Friday, November 16, 2007

MENTAL ILLNESS STIGMA

Tonight I went with my partner to hear Margaret Trudeau speak at the Queen Elizabeth Hotel. It was part of a conference on combating the stigma of mental illness. On the panel were other mental health advocates, two of them mental health professionals who themselves had gone through severe bipolar disorder or depression. Since my own partner is bipolar, this was a "must see" for both of us.

Ever since she went public with her belated diagnosis of bipolar disorder, Margaret Trudeau has been on a different sort of campaign trail, raising awareness at conferences of this sort all over the country. I had never been especially impressed with her before -- the media portrayed her as a total airhead and flake, and she provided the fodder -- but she surprised me with her engaging warmth, cogent intelligence, quick wit: besides her (still) striking good looks, I can now see how PET was quite struck with her in other ways. In an eloquent, humorous and at times impassioned speech, she spoke candidly about her life, her mistreatment at the Royal Vic (overmedication, wrong medication, medical negligence, i.e. few and improper blood tests) but also stressed that with current medications available, there was nothing shameful in being mentally ill; that the shameful thing was not accepting the diagnosis when it is obvious, and taking on the responsibility to face it and deal with it as best one can.

A number of mental health professionals were in the room, and some troubling themes revealed themselves during the presentations and question period, i.e.
  • As one particularly caring psychiatrist put it (and there are a few out there), if the Prime Minister's wife had trouble getting proper treatment, what about the average Jane or Joe? God help them...
  • Not only do "consumers" (mental patients and outpatients) feel stigmatized by society, but also psychiatrists and psychotherapists. The president of the CMHA, now an eminent psychiatrist, said that one of her teachers at medical school tried to discourage her from going into psychiatry, describing it as a "waste of her talent."
  • Mental health is the most underfunded branch of medicine. Whenever there are cutbacks, mental health beds/administration get slashed first. This contributes to a mood of what one professional described as "chronic depression" in mental health administration.
  • Because of underfunding, treatment is often rushed, uncaring and follow-up spotty or well nigh non-existent.
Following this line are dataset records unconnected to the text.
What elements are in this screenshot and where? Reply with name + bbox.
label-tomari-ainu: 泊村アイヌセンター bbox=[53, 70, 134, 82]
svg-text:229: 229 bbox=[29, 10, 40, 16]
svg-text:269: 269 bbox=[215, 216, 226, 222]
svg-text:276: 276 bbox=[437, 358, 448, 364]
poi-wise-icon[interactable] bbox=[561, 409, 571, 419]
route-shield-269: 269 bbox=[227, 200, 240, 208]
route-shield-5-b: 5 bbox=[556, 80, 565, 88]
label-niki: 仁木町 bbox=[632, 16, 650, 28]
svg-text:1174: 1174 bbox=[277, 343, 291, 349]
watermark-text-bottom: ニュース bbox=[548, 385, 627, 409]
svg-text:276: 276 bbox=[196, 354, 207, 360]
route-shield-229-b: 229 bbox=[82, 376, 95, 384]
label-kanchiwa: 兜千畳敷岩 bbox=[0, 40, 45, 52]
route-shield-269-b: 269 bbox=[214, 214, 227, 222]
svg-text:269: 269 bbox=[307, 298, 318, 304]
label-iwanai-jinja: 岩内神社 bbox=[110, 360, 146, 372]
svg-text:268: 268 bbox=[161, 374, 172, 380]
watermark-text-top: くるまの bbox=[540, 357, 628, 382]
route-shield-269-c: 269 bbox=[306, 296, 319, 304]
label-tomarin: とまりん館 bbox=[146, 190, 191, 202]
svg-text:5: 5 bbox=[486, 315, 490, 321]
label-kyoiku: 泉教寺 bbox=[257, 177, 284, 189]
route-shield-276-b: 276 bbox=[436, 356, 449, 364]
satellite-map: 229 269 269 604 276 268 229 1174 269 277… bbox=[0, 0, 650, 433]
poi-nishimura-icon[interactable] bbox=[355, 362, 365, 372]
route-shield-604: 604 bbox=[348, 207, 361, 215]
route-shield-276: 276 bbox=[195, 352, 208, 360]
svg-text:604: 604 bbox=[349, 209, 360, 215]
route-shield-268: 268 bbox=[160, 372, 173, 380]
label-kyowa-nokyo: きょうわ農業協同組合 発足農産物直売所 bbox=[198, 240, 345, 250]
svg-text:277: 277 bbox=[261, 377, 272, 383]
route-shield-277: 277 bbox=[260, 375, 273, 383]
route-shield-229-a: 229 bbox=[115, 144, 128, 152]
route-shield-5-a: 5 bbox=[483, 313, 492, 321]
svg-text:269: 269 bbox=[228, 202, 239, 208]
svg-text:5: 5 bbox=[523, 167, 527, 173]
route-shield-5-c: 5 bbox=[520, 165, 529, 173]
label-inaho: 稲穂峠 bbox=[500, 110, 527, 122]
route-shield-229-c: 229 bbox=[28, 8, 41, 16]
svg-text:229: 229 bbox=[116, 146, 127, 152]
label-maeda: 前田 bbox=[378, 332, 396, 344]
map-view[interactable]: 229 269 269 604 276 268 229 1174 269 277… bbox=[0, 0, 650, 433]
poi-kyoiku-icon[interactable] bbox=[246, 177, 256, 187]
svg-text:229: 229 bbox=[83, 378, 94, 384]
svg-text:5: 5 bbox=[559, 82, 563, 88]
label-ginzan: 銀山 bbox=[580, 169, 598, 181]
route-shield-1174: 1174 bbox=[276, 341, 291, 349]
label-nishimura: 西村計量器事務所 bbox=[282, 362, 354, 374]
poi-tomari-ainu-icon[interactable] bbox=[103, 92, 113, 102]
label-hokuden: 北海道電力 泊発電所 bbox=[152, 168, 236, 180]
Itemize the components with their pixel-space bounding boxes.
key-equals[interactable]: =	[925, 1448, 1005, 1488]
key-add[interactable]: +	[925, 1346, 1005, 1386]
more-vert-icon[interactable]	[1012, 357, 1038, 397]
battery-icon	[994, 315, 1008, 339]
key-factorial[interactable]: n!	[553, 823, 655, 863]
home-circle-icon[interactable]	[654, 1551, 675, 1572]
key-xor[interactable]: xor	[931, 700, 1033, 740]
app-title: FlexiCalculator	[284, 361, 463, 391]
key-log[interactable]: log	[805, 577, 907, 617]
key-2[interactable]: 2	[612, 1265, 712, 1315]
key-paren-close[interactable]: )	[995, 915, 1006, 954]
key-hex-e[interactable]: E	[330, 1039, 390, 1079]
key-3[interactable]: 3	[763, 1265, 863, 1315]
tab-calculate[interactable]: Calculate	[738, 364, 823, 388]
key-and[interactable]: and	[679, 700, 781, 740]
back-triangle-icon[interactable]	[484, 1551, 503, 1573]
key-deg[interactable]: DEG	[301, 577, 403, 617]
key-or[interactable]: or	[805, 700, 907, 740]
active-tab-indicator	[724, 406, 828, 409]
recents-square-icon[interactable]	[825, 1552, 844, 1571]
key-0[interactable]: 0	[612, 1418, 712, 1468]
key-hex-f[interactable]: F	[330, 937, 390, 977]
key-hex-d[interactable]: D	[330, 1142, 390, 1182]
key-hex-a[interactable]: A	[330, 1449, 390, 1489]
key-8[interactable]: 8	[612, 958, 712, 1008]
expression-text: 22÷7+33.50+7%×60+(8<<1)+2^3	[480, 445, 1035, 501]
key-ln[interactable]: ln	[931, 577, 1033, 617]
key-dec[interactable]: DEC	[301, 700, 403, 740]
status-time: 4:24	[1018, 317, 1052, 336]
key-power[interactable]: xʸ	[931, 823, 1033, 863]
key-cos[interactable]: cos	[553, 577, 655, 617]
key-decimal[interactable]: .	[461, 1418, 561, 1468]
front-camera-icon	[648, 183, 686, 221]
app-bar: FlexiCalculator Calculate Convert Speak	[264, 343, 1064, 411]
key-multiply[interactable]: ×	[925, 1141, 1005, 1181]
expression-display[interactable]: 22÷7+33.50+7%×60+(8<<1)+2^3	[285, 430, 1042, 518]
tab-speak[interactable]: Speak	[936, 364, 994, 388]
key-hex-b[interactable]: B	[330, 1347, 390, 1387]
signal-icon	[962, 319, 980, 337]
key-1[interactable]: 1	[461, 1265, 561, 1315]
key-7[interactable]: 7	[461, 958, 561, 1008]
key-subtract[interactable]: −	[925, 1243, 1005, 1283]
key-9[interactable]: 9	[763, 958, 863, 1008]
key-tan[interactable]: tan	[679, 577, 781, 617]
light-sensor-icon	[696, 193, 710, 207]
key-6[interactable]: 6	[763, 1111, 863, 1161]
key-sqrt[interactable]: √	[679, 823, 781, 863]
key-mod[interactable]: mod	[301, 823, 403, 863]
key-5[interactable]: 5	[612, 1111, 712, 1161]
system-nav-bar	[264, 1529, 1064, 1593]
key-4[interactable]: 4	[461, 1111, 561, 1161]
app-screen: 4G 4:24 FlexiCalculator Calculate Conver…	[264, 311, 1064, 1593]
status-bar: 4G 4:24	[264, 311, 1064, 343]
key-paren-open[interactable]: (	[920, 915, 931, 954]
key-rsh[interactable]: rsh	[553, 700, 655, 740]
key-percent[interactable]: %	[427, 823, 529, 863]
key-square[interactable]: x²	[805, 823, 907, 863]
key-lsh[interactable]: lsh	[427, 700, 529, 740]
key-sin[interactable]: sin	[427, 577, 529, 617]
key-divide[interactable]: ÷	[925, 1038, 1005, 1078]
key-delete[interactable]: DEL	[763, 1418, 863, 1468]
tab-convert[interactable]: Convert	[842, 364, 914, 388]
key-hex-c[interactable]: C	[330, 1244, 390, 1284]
The chronic underfunding feeds the stigma, and fear -- at times, downright terror -- on the part of patients of being recommitted to a psychiatric ward. Horror stories still abound: people stuck in padded cells for days on end for "talking back", etc. Patients after treatment are put out into society to fend for themselves without any backup or "support team" (or even adequate info. to form one), and soon bounce back into the system.
  • Poor or non-existent communication continues to be a major obstacle. Doctors who don't return phone calls from concerned family members, who often leave family members in the dark about treatment of their loved ones, the nature of the diagnosis, etc. Doctors operate under legal restraints which can also be used for keeping the work as simple and routine as possible: they aren't allowed to involve family members without the patient's consent, but most don't even bother asking for it, although most patients would gladly give it if asked. This is partly because of the following:
  • One psychiatrist expressed extreme frustration at the fact that while there are as many treatment modalities as there are patients -- most require a combination of medication, talk therapy, cognitive therapy, etc. -- budget limitations and directives from above force him to follow but one course of action: the prescription/maintenance of meds only.
Of course, there have been improvements over the years. Advocacy organizations for the mentally ill and their families -- such as AMI Quebec -- now provide mutual support and crucial aid for patients and family members in negotiating their way through the system. (These organizations did not exist but 20 or 30 years ago.) There has been more coverage in media and growing awareness and understanding in society. The fact that three of the mental health professionals on the panel were able to freely admit in public that they themselves had had serious mental health issues represents major progress: two or three decades ago, such an admission would have meant career suicide. But, the stigma still exists, and its effects are still obviously felt. One indication of the current state of affairs is that in 2007, we still need this type of forum; another is that given the pervasiveness of depression and other psychiatric disorders in society, shouldn't Mental Health Awareness Week be expanded to a month?

I never actually spoke up during the question period (there were lots of people there with prepared notes at the mike, ready to go), but if I had been better prepared I would have pointed out how there is lots of stigma embedded in the very terminology bandied about in this field. Diagnostic labeling and colloquial slights ("psycho", "loony bin") can be bad enough, but even the common use of the word "consumer" seems deprecatory. When I think of a "consumer", I think of some moron with a shopping cart, mindlessly "addicted" to his shopping. What does that make the mental health establishment? The "supermarket"? The tycoons? (The big pharmaceuticals certainly are.) Why not privilege those whom the system is supposed to serve and call them "clients"? Language, as poets and politicians well know, is powerful: sometimes reframing the terms can bring on changes in awareness, and open the door to better attitudes and better treatment.